Canal Street serves as a place for parading, shopping, and seeing shows at the city's newly restored theaters. The street once served as a “neutral ground” between the old families of Spanish and French descent living in the Vieux Carre and the newly arriving Americans, who preferred to settle the American Sector (today’s Central Business and Warehouse districts.) The streets opulent department stores – Godchaux’s, the Maison Blanche and D.H. Holmes – are gone, but retail continues to thrive on Canal Street with One Canal Place as well as many small stores and boutiques. Hotels such as the Ritz Carlton, Marriott and Sheraton have found purchase and visitors can even encounter six-legged critters at the Audubon Nature Institute’s Insectarium. Pulsing with life, Canal Street is New Orleans in all its grit and glory.
A hot spot for fun and action during Mardi Gras, Canal Street has been hosting parades since the very beginning of the local celebration in the mid-1800s. Up to a million people crowd into every square inch of the parade route to enjoy the festivities for which New Orleans is international renowned.
There is now also a Christmas parade in December and during the holiday season the colorful and imaginative lighting displays along Canal Street downtown have become a major attraction.
In the 19th Century, Canal Street was the place to go in New Orleans for shopping, dining, entertainment and socializing. Uptown women and their daughters checked out the latest designs at department stores with legendary names like Krauss', Maison Blanche, Godchaux's, and D.H. Holmes, while men did (and still do) their high-end clothes shopping at Rubenstein's and Meyer the Hatter.
Replacing some of the older department stores are The Shops at Canal Place, which include nationally renowned fashion retailers like Saks Fifth Avenue and Brooks Brothers, in addition to other high-end jewelry and clothing boutiques.
New Orleans has some of the oldest theaters in the country, with the most famous venues right on Canal Street.
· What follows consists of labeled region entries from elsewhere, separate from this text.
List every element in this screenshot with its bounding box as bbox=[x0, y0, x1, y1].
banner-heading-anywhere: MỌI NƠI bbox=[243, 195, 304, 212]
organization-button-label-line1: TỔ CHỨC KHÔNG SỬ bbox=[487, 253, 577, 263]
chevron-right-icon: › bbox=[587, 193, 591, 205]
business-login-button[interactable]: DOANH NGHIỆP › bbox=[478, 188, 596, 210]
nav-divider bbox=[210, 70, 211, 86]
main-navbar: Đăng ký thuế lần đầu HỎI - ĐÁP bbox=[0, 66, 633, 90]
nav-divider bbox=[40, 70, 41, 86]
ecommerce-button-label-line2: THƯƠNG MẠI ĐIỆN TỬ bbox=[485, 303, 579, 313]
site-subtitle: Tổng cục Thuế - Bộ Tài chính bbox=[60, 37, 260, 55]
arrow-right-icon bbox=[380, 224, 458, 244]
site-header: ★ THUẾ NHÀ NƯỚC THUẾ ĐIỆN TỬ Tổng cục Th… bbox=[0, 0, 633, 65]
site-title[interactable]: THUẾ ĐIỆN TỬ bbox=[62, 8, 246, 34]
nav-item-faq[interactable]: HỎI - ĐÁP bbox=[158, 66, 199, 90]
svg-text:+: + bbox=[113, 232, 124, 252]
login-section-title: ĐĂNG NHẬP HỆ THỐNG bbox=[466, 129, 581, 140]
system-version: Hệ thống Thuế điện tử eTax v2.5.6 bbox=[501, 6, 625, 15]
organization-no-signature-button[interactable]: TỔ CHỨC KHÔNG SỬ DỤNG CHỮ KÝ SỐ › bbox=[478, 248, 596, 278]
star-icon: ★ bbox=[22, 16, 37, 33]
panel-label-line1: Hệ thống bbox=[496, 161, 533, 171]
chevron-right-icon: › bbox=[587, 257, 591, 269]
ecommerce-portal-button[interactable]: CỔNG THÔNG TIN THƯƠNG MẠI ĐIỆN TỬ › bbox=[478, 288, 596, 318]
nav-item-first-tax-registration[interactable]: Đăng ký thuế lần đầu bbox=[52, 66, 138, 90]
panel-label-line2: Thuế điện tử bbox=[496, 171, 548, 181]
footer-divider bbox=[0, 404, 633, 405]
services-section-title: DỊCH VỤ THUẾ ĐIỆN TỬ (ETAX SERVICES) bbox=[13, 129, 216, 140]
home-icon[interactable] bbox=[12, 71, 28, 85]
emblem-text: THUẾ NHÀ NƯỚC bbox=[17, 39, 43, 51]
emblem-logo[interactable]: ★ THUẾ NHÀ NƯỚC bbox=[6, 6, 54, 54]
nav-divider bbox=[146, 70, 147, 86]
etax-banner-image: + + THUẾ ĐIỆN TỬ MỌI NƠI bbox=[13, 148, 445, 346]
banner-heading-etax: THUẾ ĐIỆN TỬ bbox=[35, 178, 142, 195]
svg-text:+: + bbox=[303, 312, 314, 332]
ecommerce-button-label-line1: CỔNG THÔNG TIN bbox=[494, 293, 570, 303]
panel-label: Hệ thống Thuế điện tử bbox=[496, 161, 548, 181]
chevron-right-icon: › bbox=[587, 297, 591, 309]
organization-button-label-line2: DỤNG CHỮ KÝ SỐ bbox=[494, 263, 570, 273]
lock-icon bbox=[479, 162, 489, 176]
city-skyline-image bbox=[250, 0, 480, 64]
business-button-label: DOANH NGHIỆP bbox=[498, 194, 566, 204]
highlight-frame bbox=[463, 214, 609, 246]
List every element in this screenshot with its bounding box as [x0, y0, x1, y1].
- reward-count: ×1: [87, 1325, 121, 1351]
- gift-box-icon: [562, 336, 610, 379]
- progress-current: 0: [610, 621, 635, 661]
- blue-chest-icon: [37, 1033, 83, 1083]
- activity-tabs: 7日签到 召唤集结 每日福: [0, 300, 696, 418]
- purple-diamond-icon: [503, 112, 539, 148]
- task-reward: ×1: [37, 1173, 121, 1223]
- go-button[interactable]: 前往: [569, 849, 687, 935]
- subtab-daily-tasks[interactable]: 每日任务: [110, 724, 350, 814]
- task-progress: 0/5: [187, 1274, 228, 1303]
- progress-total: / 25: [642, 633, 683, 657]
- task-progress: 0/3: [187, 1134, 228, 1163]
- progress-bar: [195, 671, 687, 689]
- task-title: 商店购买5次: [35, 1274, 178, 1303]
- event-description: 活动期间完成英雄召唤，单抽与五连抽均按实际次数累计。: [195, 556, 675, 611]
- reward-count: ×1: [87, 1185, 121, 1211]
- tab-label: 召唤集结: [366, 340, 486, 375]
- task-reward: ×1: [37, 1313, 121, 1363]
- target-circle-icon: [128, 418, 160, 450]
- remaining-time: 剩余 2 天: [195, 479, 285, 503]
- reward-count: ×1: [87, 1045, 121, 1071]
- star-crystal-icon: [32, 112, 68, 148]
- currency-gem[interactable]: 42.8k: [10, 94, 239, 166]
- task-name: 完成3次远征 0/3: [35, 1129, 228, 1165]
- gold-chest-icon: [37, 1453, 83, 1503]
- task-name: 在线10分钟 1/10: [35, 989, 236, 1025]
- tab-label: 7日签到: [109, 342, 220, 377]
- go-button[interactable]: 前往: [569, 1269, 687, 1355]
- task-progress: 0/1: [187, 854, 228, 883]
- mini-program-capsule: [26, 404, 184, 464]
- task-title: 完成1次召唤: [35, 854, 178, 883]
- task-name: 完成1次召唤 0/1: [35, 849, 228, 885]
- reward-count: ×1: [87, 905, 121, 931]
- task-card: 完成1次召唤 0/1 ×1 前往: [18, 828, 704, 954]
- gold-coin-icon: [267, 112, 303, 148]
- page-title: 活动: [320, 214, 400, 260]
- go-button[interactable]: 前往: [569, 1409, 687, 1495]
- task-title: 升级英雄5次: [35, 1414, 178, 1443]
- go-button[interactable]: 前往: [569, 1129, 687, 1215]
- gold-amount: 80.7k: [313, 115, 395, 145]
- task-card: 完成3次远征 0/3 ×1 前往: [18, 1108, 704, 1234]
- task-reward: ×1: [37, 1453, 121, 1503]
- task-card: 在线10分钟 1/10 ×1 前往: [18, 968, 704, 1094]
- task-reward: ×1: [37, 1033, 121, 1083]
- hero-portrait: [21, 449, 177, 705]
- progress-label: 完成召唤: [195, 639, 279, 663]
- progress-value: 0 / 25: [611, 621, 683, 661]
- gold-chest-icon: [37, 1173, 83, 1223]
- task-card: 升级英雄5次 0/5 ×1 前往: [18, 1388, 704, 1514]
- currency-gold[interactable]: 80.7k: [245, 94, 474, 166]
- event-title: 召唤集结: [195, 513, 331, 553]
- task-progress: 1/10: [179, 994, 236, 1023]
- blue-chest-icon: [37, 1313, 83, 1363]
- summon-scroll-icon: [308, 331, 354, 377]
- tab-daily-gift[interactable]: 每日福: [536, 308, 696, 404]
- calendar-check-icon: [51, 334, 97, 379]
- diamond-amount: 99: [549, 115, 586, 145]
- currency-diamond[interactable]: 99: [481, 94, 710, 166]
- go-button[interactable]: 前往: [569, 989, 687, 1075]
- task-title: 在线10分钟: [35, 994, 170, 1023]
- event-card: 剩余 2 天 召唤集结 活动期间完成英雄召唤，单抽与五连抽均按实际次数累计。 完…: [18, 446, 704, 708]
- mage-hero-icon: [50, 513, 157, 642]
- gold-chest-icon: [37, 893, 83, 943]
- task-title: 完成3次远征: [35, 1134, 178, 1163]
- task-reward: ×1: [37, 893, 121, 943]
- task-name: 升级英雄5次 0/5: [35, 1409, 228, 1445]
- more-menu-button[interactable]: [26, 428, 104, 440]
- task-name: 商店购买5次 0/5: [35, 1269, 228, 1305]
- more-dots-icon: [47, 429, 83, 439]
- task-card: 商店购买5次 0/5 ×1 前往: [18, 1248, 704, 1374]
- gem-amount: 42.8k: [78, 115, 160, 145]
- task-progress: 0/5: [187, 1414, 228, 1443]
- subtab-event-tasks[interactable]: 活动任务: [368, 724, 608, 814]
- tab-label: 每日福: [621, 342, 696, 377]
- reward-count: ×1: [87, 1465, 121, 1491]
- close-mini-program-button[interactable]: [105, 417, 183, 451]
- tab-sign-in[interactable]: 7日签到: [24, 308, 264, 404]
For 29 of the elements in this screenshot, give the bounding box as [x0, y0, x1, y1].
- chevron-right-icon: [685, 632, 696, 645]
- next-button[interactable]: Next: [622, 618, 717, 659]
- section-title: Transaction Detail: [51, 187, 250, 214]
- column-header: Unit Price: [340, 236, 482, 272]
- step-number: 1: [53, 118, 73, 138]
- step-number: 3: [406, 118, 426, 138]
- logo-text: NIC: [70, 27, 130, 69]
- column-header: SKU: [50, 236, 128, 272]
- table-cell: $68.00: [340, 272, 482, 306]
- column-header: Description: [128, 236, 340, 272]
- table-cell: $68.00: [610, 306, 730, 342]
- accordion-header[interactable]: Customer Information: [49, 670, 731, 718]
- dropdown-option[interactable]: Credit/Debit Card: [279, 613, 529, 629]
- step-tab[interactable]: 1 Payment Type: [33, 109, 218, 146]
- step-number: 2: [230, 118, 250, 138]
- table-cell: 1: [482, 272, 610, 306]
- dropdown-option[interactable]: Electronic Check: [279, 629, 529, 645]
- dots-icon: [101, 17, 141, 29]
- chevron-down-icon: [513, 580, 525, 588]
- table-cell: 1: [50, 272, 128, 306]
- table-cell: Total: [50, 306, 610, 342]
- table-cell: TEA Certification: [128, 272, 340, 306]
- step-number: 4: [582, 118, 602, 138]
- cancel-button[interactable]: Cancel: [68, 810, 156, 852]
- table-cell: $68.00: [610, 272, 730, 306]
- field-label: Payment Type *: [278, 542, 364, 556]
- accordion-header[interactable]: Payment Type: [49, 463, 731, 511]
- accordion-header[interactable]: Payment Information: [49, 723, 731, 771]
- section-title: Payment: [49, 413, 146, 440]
Theaters like the Saenger bring in live touring Broadway shows while the Joy and the Orpheum host famous performers and shows that come from all over the world.
What used to be a Customs House on the port of New Orleans, from the early 1840s to 1881, now stands as the Audubon Insectarium. This white marble exterior of Egyptian and Greek revival styles hosts the world's largest museum dedicated to all things that that walk, crawl or fly.
Canal Street is one block away from the upriver boundary of the French Quarter and the starting point for every major street that runs the length of the French Quarter. It is also the starting point for all the major avenues that run from Downtown to Uptown and the street that divides north from south in the city street designations.
The street runs from the historic "Cities of the Dead" above-ground cemeteries to the Mississippi River, where a ferry ride takes you over to historic Algiers Point. Today Canal Street is served along its entire length by a newly restored streetcar system that makes frequent stops near major downtown hotels and at all key cross streets. You can also hop aboard the St. Charles line at Canal Street and ride that famed route Uptown past dozens of antebellum mansions, historic monuments, Loyola and Tulane universities, the sweeping grounds of the Audubon Zoological Gardens, shopping centers, restaurants and hotels.